Non posso dire tutto quello che provo qui, perché potrei essere bannata e comunque sono cose piuttosto personali.
Ah già, il nome Principe viene spiegato nella storia: era vanitoso e sembrava voler stare sempre in alto rispetto agli altri gatti, e poi è stato un dono di laurea del mio splendido fidanzato, che reputo un ragazzo molto vicino al Principe Azzurro.
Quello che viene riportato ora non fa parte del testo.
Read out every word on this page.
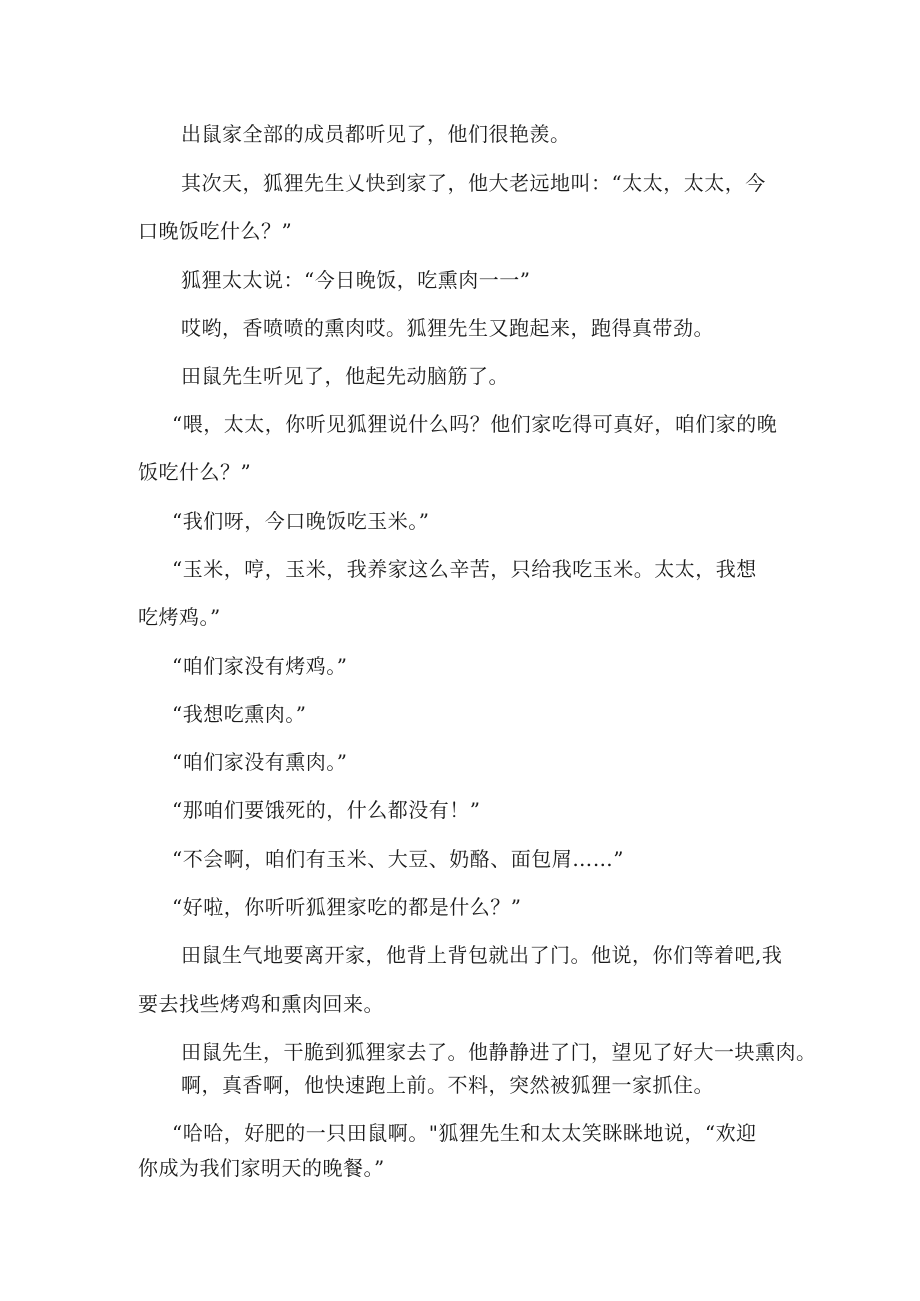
出鼠家全部的成员都听见了，他们很艳羡。
其次天，狐狸先生乂快到家了，他大老远地叫：“太太，太太，今
口晚饭吃什么？”
狐狸太太说：“今日晚饭，吃熏肉一一”
哎哟，香喷喷的熏肉哎。狐狸先生又跑起来，跑得真带劲。
田鼠先生听见了，他起先动脑筋了。
“喂，太太，你听见狐狸说什么吗？他们家吃得可真好，咱们家的晚
饭吃什么？”
“我们呀，今口晚饭吃玉米。”
“玉米，哼，玉米，我养家这么辛苦，只给我吃玉米。太太，我想
吃烤鸡。”
“咱们家没有烤鸡。”
“我想吃熏肉。”
“咱们家没有熏肉。”
“那咱们要饿死的，什么都没有！”
“不会啊，咱们有玉米、大豆、奶酪、面包屑……”
“好啦，你听听狐狸家吃的都是什么？”
田鼠生气地要离开家，他背上背包就出了门。他说，你们等着吧,我
要去找些烤鸡和熏肉回来。
田鼠先生，干脆到狐狸家去了。他静静进了门，望见了好大一块熏肉。
啊，真香啊，他快速跑上前。不料，突然被狐狸一家抓住。
“哈哈，好肥的一只田鼠啊。"狐狸先生和太太笑眯眯地说，“欢迎
你成为我们家明天的晚餐。”
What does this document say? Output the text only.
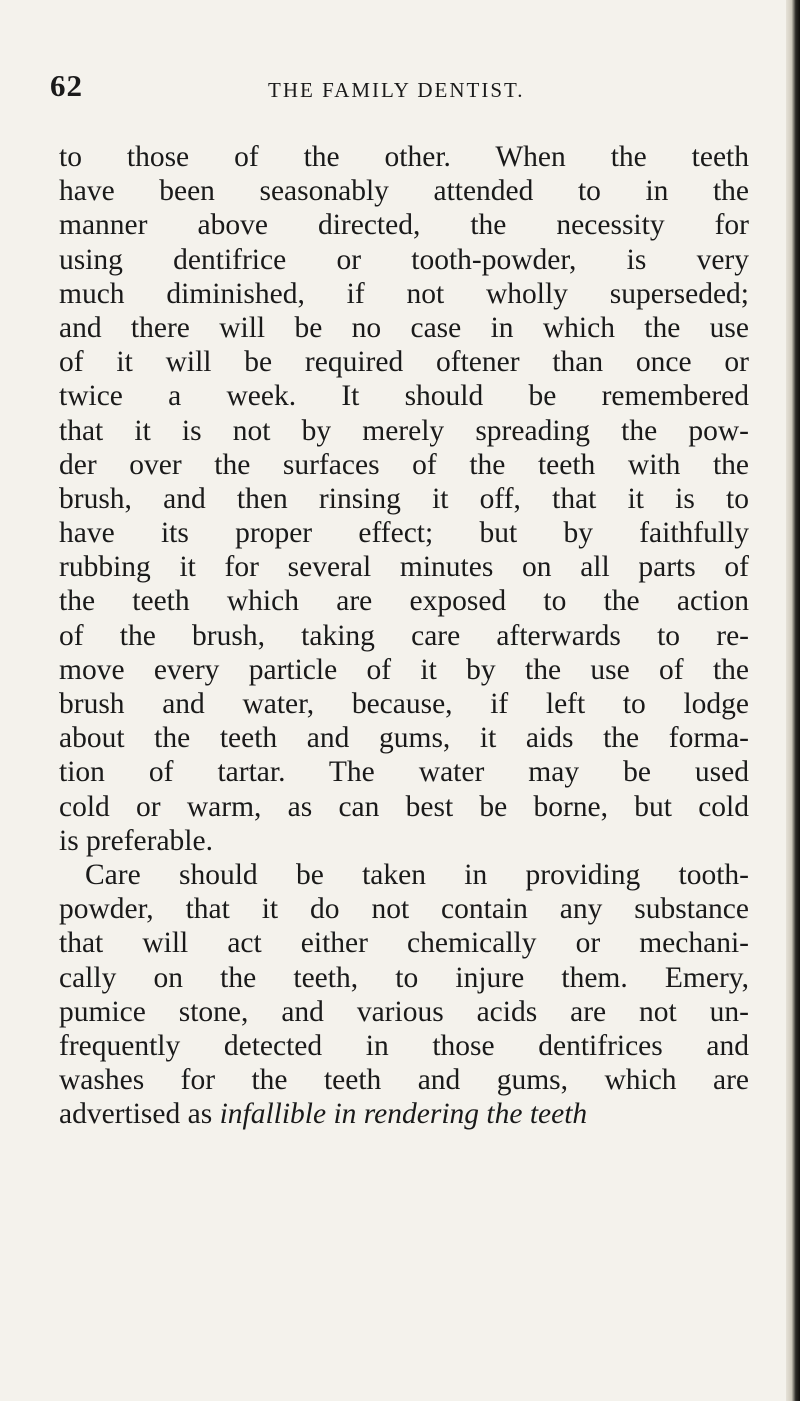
62	THE FAMILY DENTIST.
to those of the other. When the teeth
have been seasonably attended to in the
manner above directed, the necessity for
using dentifrice or tooth-powder, is very
much diminished, if not wholly superseded;
and there will be no case in which the use
of it will be required oftener than once or
twice a week. It should be remembered
that it is not by merely spreading the pow-
der over the surfaces of the teeth with the
brush, and then rinsing it off, that it is to
have its proper effect; but by faithfully
rubbing it for several minutes on all parts of
the teeth which are exposed to the action
of the brush, taking care afterwards to re-
move every particle of it by the use of the
brush and water, because, if left to lodge
about the teeth and gums, it aids the forma-
tion of tartar. The water may be used
cold or warm, as can best be borne, but cold
is preferable.
Care should be taken in providing tooth-
powder, that it do not contain any substance
that will act either chemically or mechani-
cally on the teeth, to injure them. Emery,
pumice stone, and various acids are not un-
frequently detected in those dentifrices and
washes for the teeth and gums, which are
advertised as infallible in rendering the teeth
L'unica cosa che voglio aggiungere è di non soffermarvi sui possibili errori commessi, sul fatto che forse non è una vera e propria favola, ma è nata dal cuore. Non l'ho scritta per dare mostra della mia scrittura (tanto è ancora piuttosto acerba), ma per far loro un mio piccolo dono. Per ricordarli così.
Purtroppo ieri sera non li ho incontrati nei miei sogni, ma spero che un giorno riusciremo di nuovo a vederci. Non sono riuscita neanche a rispettare la promessa di non piangere... quanto sento la loro mancanza...

Addio micini miei... divertitevi lassù...
un  giorno forse, saremo di nuovo felici insieme.


Ps. IMPORTANTE: l'immagine ovviamente è mia, e non permetto a nessuno di prenderla.